Ryan Henderson: That’s a good point. This will serve as a pretty good ditch test, I think, for DoorDash. But it’s interesting. For me, I tend to shop around if I get food delivered, so I’m going to check Uber Eats, I’m going to check Grubhub, I’m going to check DoorDash to try and pick the cheapest. I know for a lot of people it’s just normal. I ordered with DoorDash last time. I understand how to do it very easily. I will do this again.

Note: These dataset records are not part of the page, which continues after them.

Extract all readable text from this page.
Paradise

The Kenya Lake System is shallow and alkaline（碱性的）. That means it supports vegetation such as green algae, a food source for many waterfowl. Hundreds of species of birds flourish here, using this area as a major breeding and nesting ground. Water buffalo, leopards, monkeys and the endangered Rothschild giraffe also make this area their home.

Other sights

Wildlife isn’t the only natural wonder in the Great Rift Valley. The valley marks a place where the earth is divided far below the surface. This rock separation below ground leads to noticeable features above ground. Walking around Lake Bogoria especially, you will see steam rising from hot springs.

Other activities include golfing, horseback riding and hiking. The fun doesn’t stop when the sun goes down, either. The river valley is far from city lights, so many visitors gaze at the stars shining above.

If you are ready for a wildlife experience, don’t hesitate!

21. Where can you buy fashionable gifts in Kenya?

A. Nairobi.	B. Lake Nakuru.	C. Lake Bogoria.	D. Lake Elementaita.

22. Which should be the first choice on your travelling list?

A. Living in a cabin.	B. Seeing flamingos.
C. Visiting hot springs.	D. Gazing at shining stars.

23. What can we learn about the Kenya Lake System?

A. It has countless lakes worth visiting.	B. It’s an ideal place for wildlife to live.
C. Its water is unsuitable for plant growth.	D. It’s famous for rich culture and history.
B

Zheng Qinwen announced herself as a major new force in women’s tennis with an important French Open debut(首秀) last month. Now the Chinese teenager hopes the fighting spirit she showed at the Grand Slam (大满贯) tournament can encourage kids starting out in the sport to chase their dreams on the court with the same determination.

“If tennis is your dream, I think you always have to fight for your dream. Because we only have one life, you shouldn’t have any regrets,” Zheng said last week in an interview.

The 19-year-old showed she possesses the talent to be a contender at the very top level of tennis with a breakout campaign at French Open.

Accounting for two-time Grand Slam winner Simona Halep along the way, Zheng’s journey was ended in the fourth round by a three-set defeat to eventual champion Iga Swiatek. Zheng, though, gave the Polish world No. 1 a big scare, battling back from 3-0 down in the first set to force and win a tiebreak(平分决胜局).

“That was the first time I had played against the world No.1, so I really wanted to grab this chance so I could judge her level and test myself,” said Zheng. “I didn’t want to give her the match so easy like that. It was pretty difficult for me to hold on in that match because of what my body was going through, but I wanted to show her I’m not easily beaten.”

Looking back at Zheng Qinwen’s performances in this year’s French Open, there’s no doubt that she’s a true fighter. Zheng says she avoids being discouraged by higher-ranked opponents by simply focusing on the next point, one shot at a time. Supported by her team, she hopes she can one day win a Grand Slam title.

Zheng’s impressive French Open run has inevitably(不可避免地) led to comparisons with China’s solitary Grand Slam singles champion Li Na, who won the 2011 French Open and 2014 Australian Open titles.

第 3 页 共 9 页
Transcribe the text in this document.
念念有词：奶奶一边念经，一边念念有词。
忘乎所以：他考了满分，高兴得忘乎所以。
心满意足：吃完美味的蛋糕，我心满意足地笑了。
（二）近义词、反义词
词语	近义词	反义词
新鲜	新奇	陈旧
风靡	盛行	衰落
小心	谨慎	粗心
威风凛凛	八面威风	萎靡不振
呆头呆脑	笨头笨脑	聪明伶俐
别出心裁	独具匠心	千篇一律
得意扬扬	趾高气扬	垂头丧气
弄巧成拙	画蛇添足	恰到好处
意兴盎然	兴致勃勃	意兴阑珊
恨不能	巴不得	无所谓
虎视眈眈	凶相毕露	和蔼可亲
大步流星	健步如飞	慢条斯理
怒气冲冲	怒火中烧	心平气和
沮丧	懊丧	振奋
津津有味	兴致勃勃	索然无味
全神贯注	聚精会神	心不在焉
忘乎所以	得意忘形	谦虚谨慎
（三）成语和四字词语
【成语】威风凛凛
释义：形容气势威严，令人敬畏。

But at the same time, if you’re saving $10 on every order, I guess maybe it’s time for a switch. I’m looking forward, maybe not this quarter, because you probably won’t see the effect, but next quarter, to see if they see a drop in the number of orders processed by DoorDash.

Travis Houm: The other question is also whether this is of more interest to suppliers for Grubhub. Restaurants are probably in a really weird place where you don’t want to have 50 different delivery companies tied to your systems. You almost have to have DoorDash at this point. You probably almost have to Uber Eats. Grubhub was, I don’t know, third, fourth, fifth, eighth in market share. It’s not a name I hear much here anyway, but does it move them up the stack and attract more vendors into the ecosystem? This will be another one to watch.

Ryan Henderson: I guess I’m curious to see how it goes, but I know some people have complained that subscriptions aren’t worth it because not all restaurants are participating, so maybe it’s not worth it not worth it. If I had just heard that ad, I would have thought a lot about it. But hearing that it became the most downloaded app on the App Store the following week for the Food and Drink category, it gives a little more. Maybe that could be a real threat.

Travis Houm: Definitely, it’s something to watch.

John Mackey, CEO of Whole Foods Market, an Amazon subsidiary, is a board member of The Motley Fool. Ryan Henderson has no position in the stocks mentioned. Travis Hoium has no position in the stocks mentioned. The Motley Fool holds positions and recommends Amazon and DoorDash, Inc. The Motley Fool recommends Uber Technologies. The Motley Fool has a disclosure policy.